I couldn’t help but groan inwardly at the irony of it all. The wer guard had canine ears and, most importantly, a sash with Kamshad markings on his waist. I was abducted by the means of a ‘Kamshad’ Gift scroll only to end up in a Kamshad manor at the end of my ordeal.
“I am Erf of the Kiymetl-”
“Liar.” The guard adjusted the grip on his spear. “There are no Kiymetl here.”
I plastered my best ‘son of a Domina’ face. “And where is this ‘here’?”
“Wha?”
“Here. What is the name of this city?”
“Fucking drunkard,” the guard spat. "I don’t know how you managed to sneak inside the Manor but you will pay every cut of damages that you’ve caused. With cuts, sweat, or your skin. The martial law hasn’t been fully lifted yet and you wretches are already getting drunk and gambling your clothes away. One of Zuhar’s ilk, no doubt. Should’ve been banished from Bayan Gol a long time ago — fewer mouths to feed.”

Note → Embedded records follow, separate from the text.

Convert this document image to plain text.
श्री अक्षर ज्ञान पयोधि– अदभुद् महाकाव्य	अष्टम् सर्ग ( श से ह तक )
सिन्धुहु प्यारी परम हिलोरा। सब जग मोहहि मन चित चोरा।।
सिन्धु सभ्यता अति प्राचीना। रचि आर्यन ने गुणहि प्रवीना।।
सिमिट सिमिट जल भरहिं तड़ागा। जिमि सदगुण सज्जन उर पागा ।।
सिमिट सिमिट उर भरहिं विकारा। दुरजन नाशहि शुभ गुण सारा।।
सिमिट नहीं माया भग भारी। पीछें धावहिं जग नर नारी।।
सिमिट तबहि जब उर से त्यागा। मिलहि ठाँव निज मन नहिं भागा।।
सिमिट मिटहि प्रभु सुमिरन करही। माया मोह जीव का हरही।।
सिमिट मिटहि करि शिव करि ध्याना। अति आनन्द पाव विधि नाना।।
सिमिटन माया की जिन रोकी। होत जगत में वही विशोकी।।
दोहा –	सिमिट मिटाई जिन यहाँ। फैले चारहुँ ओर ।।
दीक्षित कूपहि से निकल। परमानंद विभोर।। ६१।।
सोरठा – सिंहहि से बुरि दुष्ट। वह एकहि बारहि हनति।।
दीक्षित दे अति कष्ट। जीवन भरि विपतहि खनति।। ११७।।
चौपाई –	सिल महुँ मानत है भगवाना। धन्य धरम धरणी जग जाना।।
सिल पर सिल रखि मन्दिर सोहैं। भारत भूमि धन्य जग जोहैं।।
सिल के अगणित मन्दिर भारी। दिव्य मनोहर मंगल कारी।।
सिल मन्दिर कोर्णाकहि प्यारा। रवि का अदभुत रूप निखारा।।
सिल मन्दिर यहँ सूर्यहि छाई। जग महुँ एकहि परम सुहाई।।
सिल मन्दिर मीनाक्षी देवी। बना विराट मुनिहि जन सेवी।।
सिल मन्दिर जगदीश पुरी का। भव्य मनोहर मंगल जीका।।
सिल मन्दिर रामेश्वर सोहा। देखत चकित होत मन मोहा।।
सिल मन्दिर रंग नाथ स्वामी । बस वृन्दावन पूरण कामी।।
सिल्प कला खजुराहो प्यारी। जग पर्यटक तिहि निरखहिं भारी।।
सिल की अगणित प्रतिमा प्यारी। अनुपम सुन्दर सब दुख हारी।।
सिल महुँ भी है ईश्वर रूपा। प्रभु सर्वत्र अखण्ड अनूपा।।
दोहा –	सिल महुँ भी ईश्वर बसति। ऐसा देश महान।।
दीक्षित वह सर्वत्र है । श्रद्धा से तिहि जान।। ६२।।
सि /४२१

“Bayan Gol? Good,” I nodded. “Take me to your Domina.”
The guard sputtered, “You will be heading to a whipping post, to learn some morals first! If you properly admit your wrongs by then, I might dump a bucket of water on you before the overseer decides what to do with you.”
I couldn’t help but sigh at his threat. Not that I didn’t understand his reasons but the issue felt so petty in comparison with recent events and potential accusations of treason and daimonnapping that I couldn’t find enough energy to care. “Just bring someone in charge.”
“You cheeky-”
I caught the butt of the spear launched at my throat. The wer tried to yank it away but I held it firm enough for him to understand the difference in our strength. The fact that he flipped the spear around and went for a less lethal attack spoke well of his character, but I had no time to entertain him further.
“I am a Procurer of Kiannika’s first maniple. The one of two arms that relieved your siege and are currently fighting the horde of nomads to keep you safe. Moreover, I receive a personal mission from the General and the Censor of all Emanai, Sophia Shebet Chasya.” Unable to walk properly, I simply pulled on the spear and dragged the guard toward me. The crowd was forming at the entrance but my tactical name-drop had enough of an effect to keep them wary.
“I am honoured to call Aikerim Kiymetl Adal, the fifth daughter of the current Kiymetl Matriarch, as my mother-in-law and I personally know Lita’af Kamshad Hikmat, the daughter of your Matriarch. Believe me when I say it — it is your Domina, who needs to see me. Even if she does not know it yet.
“Now go get me that bucket of water. I do indeed smell like horseshit.”